In the afternoon workshop, Sara went through a life cycle of digital preservation (Accessioning and curation - Digitization - Characterization - Metadata extraction - Normalization - Derivative generation - Presentation). There should be decisions made in each step and the digital curation and preservation are neither a starting point nor an ending point to manage born-digital or digitized materials. It is really one part of the entire cohesive process. There was also an in-depth discussion about embedded metadata vs. separate it from the file, what format should be in a preservation format, and how to collect descriptive metadata (not just technical metadata). Then, she demonstrated us how Archivematica worked. My institution recently subscribed to the Scholars Portal’s Permafrost service where it provides hosted Archivematica and OLRC’s storage, so her demonstration was really useful for me. She explained to us how Archivematica uses multiple open source tools that we learned in the morning session such as ExifTool, FIDO, and JHOVE towards digital preservation workflow.

I also liked Ilya Kreymer’s presentation on Webrecorder: Developing an open-source high-fidelity web archiving toolset. One of my first projects at uOttawa was the NAHO (National Aboriginal Health Organization) website archiving project from which I learned how difficult this could be to properly archive dynamic content or user-driven action content. Webrecorder is based on the ISO standard WARC file format and it allows users to easily archive JS content. He also insisted that web archiving isn’t archiving the entire web which I didn’t really thought before the NAHO web archiving project.
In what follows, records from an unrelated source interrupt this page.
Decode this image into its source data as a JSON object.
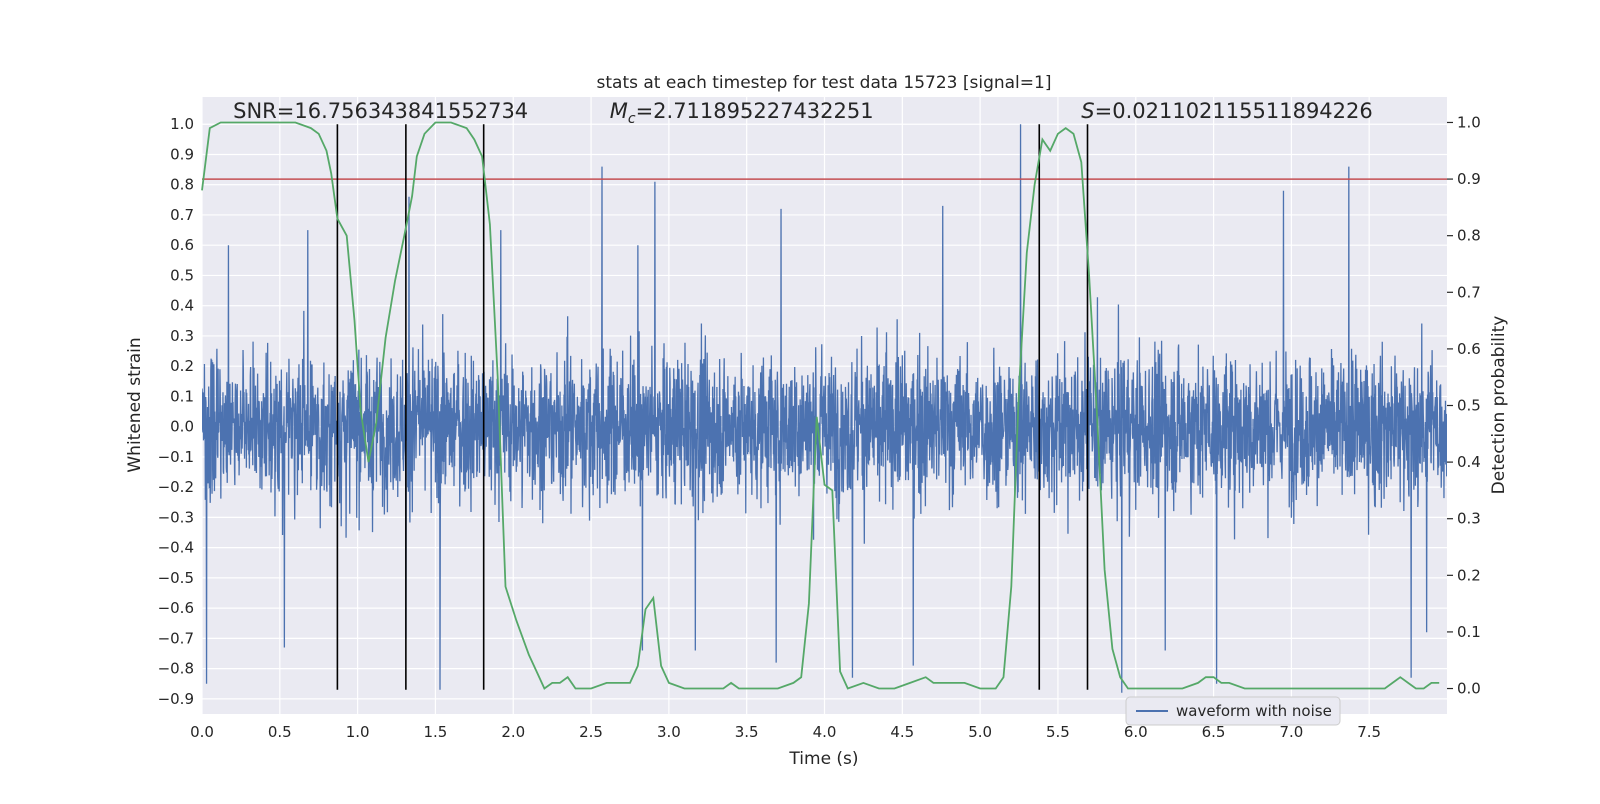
{
  "chart_data": {
    "type": "line",
    "title": "stats at each timestep for test data 15723 [signal=1]",
    "xlabel": "Time (s)",
    "ylabel": "Whitened strain",
    "ylabel_right": "Detection probability",
    "xlim": [
      0.0,
      8.0
    ],
    "ylim": [
      -0.95,
      1.09
    ],
    "ylim_right": [
      -0.045,
      1.045
    ],
    "x_ticks": [
      0.0,
      0.5,
      1.0,
      1.5,
      2.0,
      2.5,
      3.0,
      3.5,
      4.0,
      4.5,
      5.0,
      5.5,
      6.0,
      6.5,
      7.0,
      7.5
    ],
    "x_tick_labels": [
      "0.0",
      "0.5",
      "1.0",
      "1.5",
      "2.0",
      "2.5",
      "3.0",
      "3.5",
      "4.0",
      "4.5",
      "5.0",
      "5.5",
      "6.0",
      "6.5",
      "7.0",
      "7.5"
    ],
    "y_ticks": [
      -0.9,
      -0.8,
      -0.7,
      -0.6,
      -0.5,
      -0.4,
      -0.3,
      -0.2,
      -0.1,
      0.0,
      0.1,
      0.2,
      0.3,
      0.4,
      0.5,
      0.6,
      0.7,
      0.8,
      0.9,
      1.0
    ],
    "y_tick_labels": [
      "−0.9",
      "−0.8",
      "−0.7",
      "−0.6",
      "−0.5",
      "−0.4",
      "−0.3",
      "−0.2",
      "−0.1",
      "0.0",
      "0.1",
      "0.2",
      "0.3",
      "0.4",
      "0.5",
      "0.6",
      "0.7",
      "0.8",
      "0.9",
      "1.0"
    ],
    "y_ticks_right": [
      0.0,
      0.1,
      0.2,
      0.3,
      0.4,
      0.5,
      0.6,
      0.7,
      0.8,
      0.9,
      1.0
    ],
    "y_tick_labels_right": [
      "0.0",
      "0.1",
      "0.2",
      "0.3",
      "0.4",
      "0.5",
      "0.6",
      "0.7",
      "0.8",
      "0.9",
      "1.0"
    ],
    "grid": true,
    "legend_position": "bottom-right",
    "series": [
      {
        "name": "waveform with noise",
        "axis": "left",
        "color": "#4c72b0",
        "kind": "noise-waveform",
        "sample_rate_hz": 512,
        "typical_envelope": [
          -0.4,
          0.45
        ],
        "peaks": [
          {
            "x": 0.03,
            "y": -0.85
          },
          {
            "x": 0.17,
            "y": 0.6
          },
          {
            "x": 0.53,
            "y": -0.73
          },
          {
            "x": 0.68,
            "y": 0.65
          },
          {
            "x": 1.31,
            "y": -0.7
          },
          {
            "x": 1.33,
            "y": 0.76
          },
          {
            "x": 1.53,
            "y": -0.87
          },
          {
            "x": 1.92,
            "y": 0.65
          },
          {
            "x": 2.57,
            "y": 0.86
          },
          {
            "x": 2.8,
            "y": 0.6
          },
          {
            "x": 2.83,
            "y": -0.74
          },
          {
            "x": 2.91,
            "y": 0.81
          },
          {
            "x": 3.17,
            "y": -0.74
          },
          {
            "x": 3.69,
            "y": -0.78
          },
          {
            "x": 3.72,
            "y": 0.72
          },
          {
            "x": 4.18,
            "y": -0.83
          },
          {
            "x": 4.57,
            "y": -0.79
          },
          {
            "x": 4.76,
            "y": 0.73
          },
          {
            "x": 5.26,
            "y": 1.0
          },
          {
            "x": 5.91,
            "y": -0.88
          },
          {
            "x": 6.19,
            "y": -0.74
          },
          {
            "x": 6.52,
            "y": -0.85
          },
          {
            "x": 6.95,
            "y": 0.78
          },
          {
            "x": 7.37,
            "y": 0.86
          },
          {
            "x": 7.77,
            "y": -0.83
          },
          {
            "x": 7.87,
            "y": -0.68
          }
        ]
      },
      {
        "name": "",
        "axis": "right",
        "color": "#55a868",
        "x": [
          0.0,
          0.05,
          0.12,
          0.2,
          0.3,
          0.4,
          0.5,
          0.6,
          0.7,
          0.75,
          0.8,
          0.83,
          0.87,
          0.93,
          0.98,
          1.02,
          1.07,
          1.12,
          1.18,
          1.24,
          1.3,
          1.35,
          1.38,
          1.43,
          1.5,
          1.6,
          1.7,
          1.75,
          1.8,
          1.85,
          1.9,
          1.95,
          2.02,
          2.1,
          2.15,
          2.2,
          2.25,
          2.3,
          2.35,
          2.4,
          2.45,
          2.5,
          2.6,
          2.7,
          2.75,
          2.8,
          2.85,
          2.9,
          2.95,
          3.0,
          3.1,
          3.2,
          3.3,
          3.35,
          3.4,
          3.45,
          3.5,
          3.6,
          3.7,
          3.8,
          3.85,
          3.9,
          3.95,
          4.0,
          4.05,
          4.1,
          4.15,
          4.25,
          4.35,
          4.45,
          4.55,
          4.65,
          4.7,
          4.8,
          4.9,
          5.0,
          5.1,
          5.15,
          5.2,
          5.25,
          5.3,
          5.35,
          5.4,
          5.45,
          5.5,
          5.55,
          5.6,
          5.65,
          5.7,
          5.75,
          5.8,
          5.85,
          5.9,
          5.95,
          6.0,
          6.1,
          6.2,
          6.3,
          6.4,
          6.45,
          6.5,
          6.55,
          6.6,
          6.7,
          6.8,
          6.9,
          7.0,
          7.1,
          7.2,
          7.3,
          7.4,
          7.5,
          7.6,
          7.65,
          7.7,
          7.75,
          7.8,
          7.85,
          7.9,
          7.95
        ],
        "y": [
          0.88,
          0.99,
          1.0,
          1.0,
          1.0,
          1.0,
          1.0,
          1.0,
          0.99,
          0.98,
          0.95,
          0.91,
          0.83,
          0.8,
          0.65,
          0.49,
          0.4,
          0.47,
          0.62,
          0.72,
          0.8,
          0.87,
          0.94,
          0.98,
          1.0,
          1.0,
          0.99,
          0.97,
          0.94,
          0.82,
          0.55,
          0.18,
          0.12,
          0.06,
          0.03,
          0.0,
          0.01,
          0.01,
          0.02,
          0.0,
          0.0,
          0.0,
          0.01,
          0.01,
          0.01,
          0.04,
          0.14,
          0.16,
          0.04,
          0.01,
          0.0,
          0.0,
          0.0,
          0.0,
          0.01,
          0.0,
          0.0,
          0.0,
          0.0,
          0.01,
          0.02,
          0.15,
          0.48,
          0.36,
          0.35,
          0.03,
          0.0,
          0.01,
          0.0,
          0.0,
          0.01,
          0.02,
          0.01,
          0.01,
          0.01,
          0.0,
          0.0,
          0.02,
          0.18,
          0.53,
          0.77,
          0.89,
          0.97,
          0.95,
          0.98,
          0.99,
          0.98,
          0.93,
          0.73,
          0.49,
          0.21,
          0.07,
          0.02,
          0.0,
          0.0,
          0.0,
          0.0,
          0.0,
          0.01,
          0.02,
          0.02,
          0.01,
          0.01,
          0.0,
          0.0,
          0.0,
          0.0,
          0.0,
          0.0,
          0.0,
          0.0,
          0.0,
          0.0,
          0.01,
          0.02,
          0.01,
          0.0,
          0.0,
          0.01,
          0.01
        ]
      }
    ],
    "threshold_line": {
      "axis": "right",
      "y": 0.9,
      "color": "#c44e52"
    },
    "vertical_lines": {
      "x": [
        0.87,
        1.31,
        1.81,
        5.38,
        5.69
      ],
      "y_range": [
        -0.87,
        1.0
      ],
      "color": "#000000"
    },
    "annotations": [
      {
        "text": "SNR=16.756343841552734",
        "x": 0.2,
        "y": 1.02
      },
      {
        "prefix": "M",
        "subscript": "c",
        "text": "=2.711895227432251",
        "x": 2.62,
        "y": 1.02
      },
      {
        "prefix": "S",
        "text": "=0.021102115511894226",
        "x": 5.65,
        "y": 1.02
      }
    ]
  }
}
Stefana Breitwieser from Canadian Centre for Architecture also did an amazing lighting talk on SCOPE: a born digital access interface. The SCOPE (Code4Lib Article | Github repo) is a tool which enables users to easily access and search DIPs. She said that the SCOPE is available in their reading room for their users and I would like to explore more about this once there are DIPs at our institution and differences between AtoM and SCOPE.
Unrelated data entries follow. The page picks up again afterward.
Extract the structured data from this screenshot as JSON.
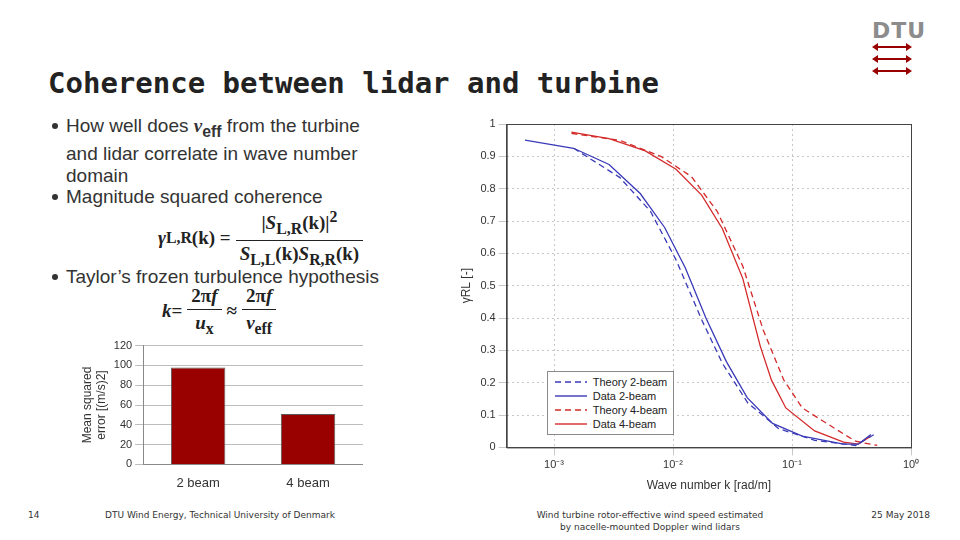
{
  "slide": {
    "title": "Coherence between lidar and turbine",
    "logo": "DTU",
    "bullets": [
      {
        "parts": [
          {
            "t": "How well does "
          },
          {
            "v": "v",
            "sub": "eff"
          },
          {
            "t": " from the turbine and lidar correlate in wave number domain"
          }
        ]
      },
      {
        "parts": [
          {
            "t": "Magnitude squared coherence"
          }
        ],
        "formula": [
          {
            "v": "γ",
            "sub": "L,R"
          },
          {
            "t": "(k) = "
          },
          {
            "frac": {
              "num": [
                {
                  "t": "|"
                },
                {
                  "v": "S",
                  "sub": "L,R"
                },
                {
                  "t": "(k)|"
                },
                {
                  "sup": "2"
                }
              ],
              "den": [
                {
                  "v": "S",
                  "sub": "L,L"
                },
                {
                  "t": "(k)"
                },
                {
                  "v": "S",
                  "sub": "R,R"
                },
                {
                  "t": "(k)"
                }
              ]
            }
          }
        ]
      },
      {
        "parts": [
          {
            "t": "Taylor’s frozen turbulence hypothesis"
          }
        ],
        "formula": [
          {
            "v": "k"
          },
          {
            "t": " = "
          },
          {
            "frac": {
              "num": [
                {
                  "t": "2π"
                },
                {
                  "v": "f"
                }
              ],
              "den": [
                {
                  "v": "u",
                  "sub": "x"
                }
              ]
            }
          },
          {
            "t": " ≈ "
          },
          {
            "frac": {
              "num": [
                {
                  "t": "2π"
                },
                {
                  "v": "f"
                }
              ],
              "den": [
                {
                  "v": "v",
                  "sub": "eff"
                }
              ]
            }
          }
        ]
      }
    ],
    "footer": {
      "page": "14",
      "org": "DTU Wind Energy, Technical University of Denmark",
      "subject": [
        "Wind turbine rotor-effective wind speed estimated",
        "by nacelle-mounted Doppler wind lidars"
      ],
      "date": "25 May 2018"
    }
  },
  "chart_data": [
    {
      "type": "bar",
      "categories": [
        "2 beam",
        "4 beam"
      ],
      "values": [
        98,
        51
      ],
      "color": "#990000",
      "ylabel": [
        "Mean squared",
        "error [(m/s)2]"
      ],
      "ylim": [
        0,
        120
      ],
      "yticks": [
        0,
        20,
        40,
        60,
        80,
        100,
        120
      ],
      "grid": true
    },
    {
      "type": "line",
      "xlabel": "Wave number k [rad/m]",
      "ylabel": "γRL [-]",
      "log": "x",
      "xlim": [
        0.0004,
        1
      ],
      "xticks": [
        {
          "value": 0.001,
          "label": "10⁻³"
        },
        {
          "value": 0.01,
          "label": "10⁻²"
        },
        {
          "value": 0.1,
          "label": "10⁻¹"
        },
        {
          "value": 1,
          "label": "10⁰"
        }
      ],
      "ylim": [
        0,
        1
      ],
      "yticks": [
        0,
        0.1,
        0.2,
        0.3,
        0.4,
        0.5,
        0.6,
        0.7,
        0.8,
        0.9,
        1
      ],
      "grid": true,
      "legend": "lower left",
      "series": [
        {
          "name": "Theory 2-beam",
          "color": "#3a3ab8",
          "line_style": "dashed",
          "x": [
            0.00146,
            0.00356,
            0.00646,
            0.0106,
            0.0174,
            0.026,
            0.0424,
            0.0773,
            0.155,
            0.342,
            0.49
          ],
          "values": [
            0.925,
            0.835,
            0.73,
            0.58,
            0.395,
            0.26,
            0.138,
            0.058,
            0.022,
            0.006,
            0.04
          ]
        },
        {
          "name": "Data 2-beam",
          "color": "#3a3ab8",
          "line_style": "solid",
          "x": [
            0.00057,
            0.00146,
            0.0029,
            0.0053,
            0.0085,
            0.0127,
            0.0189,
            0.028,
            0.042,
            0.0686,
            0.122,
            0.271,
            0.36,
            0.46
          ],
          "values": [
            0.95,
            0.925,
            0.875,
            0.785,
            0.68,
            0.555,
            0.4,
            0.266,
            0.154,
            0.074,
            0.035,
            0.01,
            0.01,
            0.04
          ]
        },
        {
          "name": "Theory 4-beam",
          "color": "#d42a2a",
          "line_style": "dashed",
          "x": [
            0.0014,
            0.0036,
            0.0079,
            0.0143,
            0.0235,
            0.0386,
            0.0574,
            0.0854,
            0.122,
            0.23,
            0.342,
            0.52
          ],
          "values": [
            0.971,
            0.949,
            0.9,
            0.837,
            0.73,
            0.56,
            0.362,
            0.208,
            0.122,
            0.058,
            0.019,
            0.006
          ]
        },
        {
          "name": "Data 4-beam",
          "color": "#d42a2a",
          "line_style": "solid",
          "x": [
            0.0014,
            0.0029,
            0.00585,
            0.0106,
            0.0174,
            0.026,
            0.0386,
            0.054,
            0.0672,
            0.0887,
            0.155,
            0.271,
            0.36,
            0.46
          ],
          "values": [
            0.975,
            0.955,
            0.917,
            0.86,
            0.78,
            0.676,
            0.522,
            0.314,
            0.208,
            0.122,
            0.051,
            0.016,
            0.01,
            0.035
          ]
        }
      ]
    }
  ]
}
Since I was new to digital curation and preservation, I didn’t know really anyone. But after Code4Lib 2019, I feel a bit connected to the community. I had a chance to interact with archivists, preservation librarians, and developers. It was also good to meet people in-person whom you knew via community work but never met before. I am still observing a lot of concepts and tools, but I am really glad to attend the Code4Lib 2019 conference and learn from amazing people.